[Toybox] Slow grep

Thu Sep 15 18:42:16 PDT 2022

On 9/15/22 16:32, enh wrote:
> ah, but on another box with 2021-10-22 it's broken. so it looks like "real" xxd
> had the same bug and fixed it recently?

Easy enough to fix, I was just confused by "the one in debian fails the same way"...

>     Huh. Oh well, tangent. I'll assume the test you sent me is the test you meant to
>     send me.
> 
>     > A simple optimization would be to concat all patterns into one huge regex
>     > pattern with '|'.
> 
>     Which you could do in your pattern creation just as easily as grep could do so
>     internally? Except when I tried it:
> 
>     $ time toybox grep -Ef <(tr '\n' '|' < test_large_10000 | head -c -1) \
>       test_large_10000
> 
>     The result was even _slower_ on glibc (and gave me "out of memory" on musl).
> 
> fwiw, BSD grep which we used to use before
> had https://android.googlesource.com/platform/system/core/+/kitkat-release/toolbox/grep/fastgrep.c#32
> which (although i haven't tested) i always assumed was for this.

Yeah, doing more ourselves is the obvious way to go...

>     I could also sort the patterns by first character and loop through calling the
>     appropriate regexes based on character at string position... which is harder
>     than you think because there could be a | later in the pattern so that
>     optimization only applies to a _subset_ of patterns. (First char being . or * or
>     ( kinda throws that off to, and that optimization would also have to be aware of
>     case insensitivity...)

I was trying to avoid writing another regex implementation, but a fast subset
one that does parallel cache-local searching for simple patterns and hands off
to libc for anything complicated isn't that hard.
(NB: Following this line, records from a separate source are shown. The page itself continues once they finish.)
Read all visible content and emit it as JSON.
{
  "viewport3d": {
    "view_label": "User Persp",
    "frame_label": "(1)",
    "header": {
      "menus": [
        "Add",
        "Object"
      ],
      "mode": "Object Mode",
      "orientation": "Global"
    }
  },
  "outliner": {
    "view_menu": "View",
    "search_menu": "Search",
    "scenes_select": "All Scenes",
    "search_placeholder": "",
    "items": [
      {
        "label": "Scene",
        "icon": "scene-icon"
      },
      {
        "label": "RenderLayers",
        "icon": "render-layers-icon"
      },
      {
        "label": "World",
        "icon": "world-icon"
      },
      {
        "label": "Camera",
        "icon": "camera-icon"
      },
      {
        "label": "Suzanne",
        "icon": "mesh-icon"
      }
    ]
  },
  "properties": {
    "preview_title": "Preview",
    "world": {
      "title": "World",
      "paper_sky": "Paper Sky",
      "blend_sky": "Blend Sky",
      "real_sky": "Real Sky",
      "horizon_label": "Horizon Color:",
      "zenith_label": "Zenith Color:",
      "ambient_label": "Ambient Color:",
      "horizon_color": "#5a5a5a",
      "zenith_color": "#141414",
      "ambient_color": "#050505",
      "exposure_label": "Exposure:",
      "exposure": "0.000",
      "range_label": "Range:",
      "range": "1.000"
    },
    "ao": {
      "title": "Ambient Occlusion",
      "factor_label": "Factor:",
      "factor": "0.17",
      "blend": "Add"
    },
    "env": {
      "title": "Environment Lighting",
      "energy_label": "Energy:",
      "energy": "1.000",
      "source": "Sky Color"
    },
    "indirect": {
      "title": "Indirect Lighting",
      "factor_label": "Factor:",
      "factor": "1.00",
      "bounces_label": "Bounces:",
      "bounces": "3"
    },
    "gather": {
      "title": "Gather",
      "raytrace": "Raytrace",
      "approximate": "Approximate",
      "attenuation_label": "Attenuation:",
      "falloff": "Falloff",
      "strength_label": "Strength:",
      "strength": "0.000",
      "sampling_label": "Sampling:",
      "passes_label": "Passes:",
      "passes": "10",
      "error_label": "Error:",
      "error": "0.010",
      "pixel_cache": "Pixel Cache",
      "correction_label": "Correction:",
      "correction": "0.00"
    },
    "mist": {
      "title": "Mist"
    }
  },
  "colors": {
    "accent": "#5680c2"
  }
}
And I can even cheat with a
bitmask for starting byte:

  unsigned mask[8], len;
  char *str;

  for (len = 0; len<str; len++) {
    if (!mask[char>>5][char&31]) continue;
    // actual comparison
  }

>     Gnu grep has its own bespoke regex implementation internally, because gnu. While
>     I _have_ historically written my own regex implementation from scratch (using
>     glob syntax rather than regex but same general idea), I chose not to do so here
>     because project philosophy. This has downsides. There are things that can be
>     done to speed it up, but I'd prefer a more real world test case to optimize
>     against if we go down that path? (This is why I usually wait until somebody
>     complains before optimizing or elaborating too much: they bring test cases. :)
> 
> note that this is the second instance we've had of this problem. the previous
> googler to mention this was on a different team, working on something entirely
> different, but using grep in a similar way. they both boil down to "looking for
> one of a large number of files in a very large build log" though.
> 
> yochiang's example here only looks artificial because it deliberately is ---
> it's a way to reproduce without having to pay to do massive Android builds.

Oh sure. Important use case, I'm on it. I just want to make sure I fix it
properly. (I asked because I was mentally thumbing through hashing approaches,
but 256 bytes is small enough to just have an array.)

Plumbing-wise this is sort of an autodetected per-pattern -F logic, except how
does that interact with -i...

/me wanders off to pace and stare at the ceiling a bit...

Rob